Consider a sequence of continuous functions $f_n:[a,b] \to \mathbb{R}$. If their graphs $G_n$ converge to the graph $G$ of a continuous function $f$ (in the Hausdorff metric $d_H$), prove that $f_n$ uniformly converges to $f$.
For given $\epsilon \gt 0$, there exists an $N \in \mathbb{N}$, such that $n \ge N \implies d_H(G_n, G) \lt \epsilon$. But I don't know how to proceed. The difficulty is that for $x \in [a,b]$, I can't conclude from $d_H(G_n, G) \lt \epsilon$ that $|f_n(x)-f(x)| \lt \epsilon$. All I can say is, there is an $x' \in [a,b]$, such that $\sqrt{|x-x'|^2+|f_n(x)-f(x')|^2} \lt \epsilon$.
Any hints on this?
You aren't using the fact that $f$ is continuous, and in particular uniformly continuous on $[a,b]$. Let $\epsilon > 0$ be given. We must show that there exists $N$ so that $n \ge N$ implies $|f_n(x) - f(x)| < \epsilon$.

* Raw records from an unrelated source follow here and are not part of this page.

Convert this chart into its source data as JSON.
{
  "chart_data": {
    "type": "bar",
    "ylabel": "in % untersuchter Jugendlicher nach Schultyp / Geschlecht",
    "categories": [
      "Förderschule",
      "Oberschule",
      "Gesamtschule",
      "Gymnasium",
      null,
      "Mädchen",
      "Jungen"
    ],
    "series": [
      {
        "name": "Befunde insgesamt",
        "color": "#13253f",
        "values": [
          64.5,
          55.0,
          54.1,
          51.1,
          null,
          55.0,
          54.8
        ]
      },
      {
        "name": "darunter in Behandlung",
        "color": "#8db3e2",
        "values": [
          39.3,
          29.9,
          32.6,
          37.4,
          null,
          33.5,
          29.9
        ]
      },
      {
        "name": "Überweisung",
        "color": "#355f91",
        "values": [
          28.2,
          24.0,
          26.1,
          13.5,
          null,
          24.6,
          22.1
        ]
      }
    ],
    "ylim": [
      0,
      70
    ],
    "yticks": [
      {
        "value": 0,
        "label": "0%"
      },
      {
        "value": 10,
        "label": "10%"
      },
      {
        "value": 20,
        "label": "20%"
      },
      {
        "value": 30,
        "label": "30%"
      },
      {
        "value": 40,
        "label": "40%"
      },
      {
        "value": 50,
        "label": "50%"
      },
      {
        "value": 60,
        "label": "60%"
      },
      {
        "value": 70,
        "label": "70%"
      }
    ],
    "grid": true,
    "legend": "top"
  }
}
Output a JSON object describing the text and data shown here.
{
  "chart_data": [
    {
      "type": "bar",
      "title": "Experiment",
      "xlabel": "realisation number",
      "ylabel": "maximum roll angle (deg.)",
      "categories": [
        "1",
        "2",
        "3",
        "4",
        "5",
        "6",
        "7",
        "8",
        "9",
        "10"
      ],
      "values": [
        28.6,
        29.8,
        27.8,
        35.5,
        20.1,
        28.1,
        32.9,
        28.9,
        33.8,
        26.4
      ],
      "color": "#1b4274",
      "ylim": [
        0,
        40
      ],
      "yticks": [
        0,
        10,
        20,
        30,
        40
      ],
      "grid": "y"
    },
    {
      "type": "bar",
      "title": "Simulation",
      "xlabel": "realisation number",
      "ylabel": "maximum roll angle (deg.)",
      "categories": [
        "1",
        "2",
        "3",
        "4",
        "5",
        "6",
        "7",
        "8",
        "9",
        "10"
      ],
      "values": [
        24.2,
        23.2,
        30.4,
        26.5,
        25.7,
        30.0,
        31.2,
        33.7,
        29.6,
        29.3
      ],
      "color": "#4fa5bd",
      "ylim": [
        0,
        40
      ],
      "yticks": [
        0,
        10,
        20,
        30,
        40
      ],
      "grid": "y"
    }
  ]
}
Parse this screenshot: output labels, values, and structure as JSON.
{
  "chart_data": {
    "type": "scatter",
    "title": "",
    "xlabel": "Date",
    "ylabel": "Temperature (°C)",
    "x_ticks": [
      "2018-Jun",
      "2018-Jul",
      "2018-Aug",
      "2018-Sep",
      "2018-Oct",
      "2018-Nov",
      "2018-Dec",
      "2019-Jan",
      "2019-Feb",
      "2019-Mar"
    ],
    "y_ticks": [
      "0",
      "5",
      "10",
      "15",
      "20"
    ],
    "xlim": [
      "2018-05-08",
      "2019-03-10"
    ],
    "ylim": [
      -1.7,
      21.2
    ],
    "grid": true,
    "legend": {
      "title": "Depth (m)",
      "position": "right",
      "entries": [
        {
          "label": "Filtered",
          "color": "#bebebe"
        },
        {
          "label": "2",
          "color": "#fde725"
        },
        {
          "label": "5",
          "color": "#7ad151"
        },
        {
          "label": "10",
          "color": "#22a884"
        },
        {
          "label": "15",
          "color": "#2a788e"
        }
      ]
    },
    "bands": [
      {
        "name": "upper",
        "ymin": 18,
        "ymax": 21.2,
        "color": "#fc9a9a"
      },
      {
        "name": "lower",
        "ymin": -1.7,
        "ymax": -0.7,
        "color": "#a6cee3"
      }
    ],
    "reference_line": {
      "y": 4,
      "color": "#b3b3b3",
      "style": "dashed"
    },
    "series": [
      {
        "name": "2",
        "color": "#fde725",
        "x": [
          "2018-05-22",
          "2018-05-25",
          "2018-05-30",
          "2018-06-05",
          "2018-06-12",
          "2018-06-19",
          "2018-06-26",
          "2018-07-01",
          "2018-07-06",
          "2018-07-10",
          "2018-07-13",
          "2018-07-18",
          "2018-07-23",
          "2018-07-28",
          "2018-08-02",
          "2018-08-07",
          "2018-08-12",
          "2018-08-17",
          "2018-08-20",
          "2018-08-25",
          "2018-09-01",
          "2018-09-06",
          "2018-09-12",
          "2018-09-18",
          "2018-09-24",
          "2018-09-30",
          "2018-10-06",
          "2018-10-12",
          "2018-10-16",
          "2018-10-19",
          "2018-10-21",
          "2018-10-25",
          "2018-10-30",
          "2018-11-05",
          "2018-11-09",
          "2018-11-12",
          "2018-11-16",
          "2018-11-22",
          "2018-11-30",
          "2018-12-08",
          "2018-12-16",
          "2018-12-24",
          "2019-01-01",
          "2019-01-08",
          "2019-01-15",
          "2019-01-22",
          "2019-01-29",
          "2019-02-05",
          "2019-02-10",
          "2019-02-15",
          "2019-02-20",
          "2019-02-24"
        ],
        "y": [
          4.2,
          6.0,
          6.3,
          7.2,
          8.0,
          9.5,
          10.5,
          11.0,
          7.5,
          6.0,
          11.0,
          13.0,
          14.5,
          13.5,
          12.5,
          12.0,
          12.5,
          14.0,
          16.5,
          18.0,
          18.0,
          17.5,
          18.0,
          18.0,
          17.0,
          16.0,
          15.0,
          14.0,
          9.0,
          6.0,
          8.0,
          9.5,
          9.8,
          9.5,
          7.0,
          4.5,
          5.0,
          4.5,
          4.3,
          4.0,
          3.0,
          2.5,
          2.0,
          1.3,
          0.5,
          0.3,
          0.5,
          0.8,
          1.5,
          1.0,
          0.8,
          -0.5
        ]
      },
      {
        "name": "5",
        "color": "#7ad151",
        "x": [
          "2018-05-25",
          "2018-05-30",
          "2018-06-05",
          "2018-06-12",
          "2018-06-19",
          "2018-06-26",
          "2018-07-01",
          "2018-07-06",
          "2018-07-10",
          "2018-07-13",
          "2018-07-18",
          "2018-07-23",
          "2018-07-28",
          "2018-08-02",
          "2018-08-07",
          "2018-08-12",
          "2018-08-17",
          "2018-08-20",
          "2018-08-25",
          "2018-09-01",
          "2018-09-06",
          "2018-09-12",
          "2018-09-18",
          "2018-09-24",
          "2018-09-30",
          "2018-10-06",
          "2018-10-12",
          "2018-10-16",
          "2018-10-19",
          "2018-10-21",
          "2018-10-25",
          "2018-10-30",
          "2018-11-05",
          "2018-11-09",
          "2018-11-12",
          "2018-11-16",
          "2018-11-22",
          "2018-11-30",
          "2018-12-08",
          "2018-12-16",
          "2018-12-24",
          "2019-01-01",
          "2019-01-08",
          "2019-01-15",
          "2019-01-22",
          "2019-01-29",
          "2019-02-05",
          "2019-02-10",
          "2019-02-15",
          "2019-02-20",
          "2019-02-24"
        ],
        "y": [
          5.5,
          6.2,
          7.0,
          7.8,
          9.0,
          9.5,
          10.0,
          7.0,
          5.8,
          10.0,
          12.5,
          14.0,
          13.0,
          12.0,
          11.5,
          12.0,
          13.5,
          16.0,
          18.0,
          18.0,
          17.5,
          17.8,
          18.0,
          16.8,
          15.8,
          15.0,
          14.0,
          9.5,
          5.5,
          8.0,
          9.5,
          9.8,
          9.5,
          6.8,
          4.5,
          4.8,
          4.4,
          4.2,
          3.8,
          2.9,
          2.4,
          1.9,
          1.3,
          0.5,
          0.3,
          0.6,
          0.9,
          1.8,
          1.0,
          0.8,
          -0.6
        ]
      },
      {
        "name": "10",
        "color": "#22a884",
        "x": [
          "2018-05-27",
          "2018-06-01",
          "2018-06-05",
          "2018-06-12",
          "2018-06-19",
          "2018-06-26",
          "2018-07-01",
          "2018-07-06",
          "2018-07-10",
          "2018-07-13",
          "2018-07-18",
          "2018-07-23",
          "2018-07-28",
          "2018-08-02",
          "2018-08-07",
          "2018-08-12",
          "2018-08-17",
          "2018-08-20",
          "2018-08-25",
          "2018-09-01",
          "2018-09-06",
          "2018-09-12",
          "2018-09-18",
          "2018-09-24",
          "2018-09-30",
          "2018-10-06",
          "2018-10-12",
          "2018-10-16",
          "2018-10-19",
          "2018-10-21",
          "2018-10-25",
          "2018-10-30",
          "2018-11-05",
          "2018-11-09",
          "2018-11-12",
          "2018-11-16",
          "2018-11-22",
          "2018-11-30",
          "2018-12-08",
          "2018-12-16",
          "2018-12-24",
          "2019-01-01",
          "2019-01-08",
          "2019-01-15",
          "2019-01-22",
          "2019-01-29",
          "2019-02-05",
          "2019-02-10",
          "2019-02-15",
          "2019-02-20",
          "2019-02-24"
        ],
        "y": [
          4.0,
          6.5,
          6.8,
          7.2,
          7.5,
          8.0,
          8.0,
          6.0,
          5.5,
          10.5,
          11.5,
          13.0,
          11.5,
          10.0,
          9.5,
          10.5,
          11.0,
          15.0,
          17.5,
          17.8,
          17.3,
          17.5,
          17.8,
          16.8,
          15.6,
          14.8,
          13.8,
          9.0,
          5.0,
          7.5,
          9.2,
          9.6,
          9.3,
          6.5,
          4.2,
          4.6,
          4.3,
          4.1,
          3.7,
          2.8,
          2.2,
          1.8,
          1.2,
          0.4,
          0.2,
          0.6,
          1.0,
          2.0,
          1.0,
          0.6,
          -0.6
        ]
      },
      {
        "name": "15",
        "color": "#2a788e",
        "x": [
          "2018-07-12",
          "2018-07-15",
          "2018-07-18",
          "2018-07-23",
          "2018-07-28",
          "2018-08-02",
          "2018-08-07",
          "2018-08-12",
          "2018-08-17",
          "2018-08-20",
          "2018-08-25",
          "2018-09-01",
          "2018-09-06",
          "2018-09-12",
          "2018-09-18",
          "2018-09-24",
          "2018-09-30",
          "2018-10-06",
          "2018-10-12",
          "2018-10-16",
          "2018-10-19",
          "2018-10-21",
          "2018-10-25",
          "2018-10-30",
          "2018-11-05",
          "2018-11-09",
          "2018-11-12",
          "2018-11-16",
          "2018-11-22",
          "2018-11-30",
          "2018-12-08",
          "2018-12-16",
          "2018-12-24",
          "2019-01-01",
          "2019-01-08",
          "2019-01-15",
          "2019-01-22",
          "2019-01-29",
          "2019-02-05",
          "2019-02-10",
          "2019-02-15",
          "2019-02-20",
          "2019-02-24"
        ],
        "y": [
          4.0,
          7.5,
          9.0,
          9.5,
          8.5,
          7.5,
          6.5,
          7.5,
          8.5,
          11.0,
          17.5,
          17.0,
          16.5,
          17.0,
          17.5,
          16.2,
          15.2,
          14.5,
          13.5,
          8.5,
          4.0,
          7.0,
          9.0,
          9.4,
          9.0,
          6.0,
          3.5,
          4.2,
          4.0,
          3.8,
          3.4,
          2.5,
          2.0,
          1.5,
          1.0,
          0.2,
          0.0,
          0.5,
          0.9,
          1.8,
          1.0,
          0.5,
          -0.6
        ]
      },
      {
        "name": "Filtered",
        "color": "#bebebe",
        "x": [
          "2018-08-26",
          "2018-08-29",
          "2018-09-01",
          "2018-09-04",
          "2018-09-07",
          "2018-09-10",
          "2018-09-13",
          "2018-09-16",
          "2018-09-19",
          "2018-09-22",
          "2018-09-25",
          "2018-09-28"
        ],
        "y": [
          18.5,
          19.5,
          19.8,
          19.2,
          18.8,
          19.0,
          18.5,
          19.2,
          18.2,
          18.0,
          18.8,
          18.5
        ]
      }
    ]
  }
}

Apply uniform continuity: choose $\delta > 0$ so that $x,x' \in [a,b]$ implies $|f(x) - f(x')| < \dfrac \epsilon 2$. Define $\theta = \min \left\{\dfrac \epsilon 2, \delta \right\}$. Now choose $N$ so that $n \ge N$ implies $d_H(G_n,G) < \theta$.
Let $x \in [a,b]$. Then there exists a point (as you point out) $x' \in [a,b]$ with the property that $\sqrt{|x-x'|^2 + |f_n(x) - f(x')|^2} < \theta$. Thus $$|x - x'| < \theta \implies |x - x'| < \delta \implies |f(x) - f(x')| < \frac \epsilon 2$$ and $$|f_n(x) - f(x')| < \theta \implies |f_n(x) - f(x')| < \frac \epsilon 2.$$ This gives you $|f_n(x) - f(x)| < \epsilon$.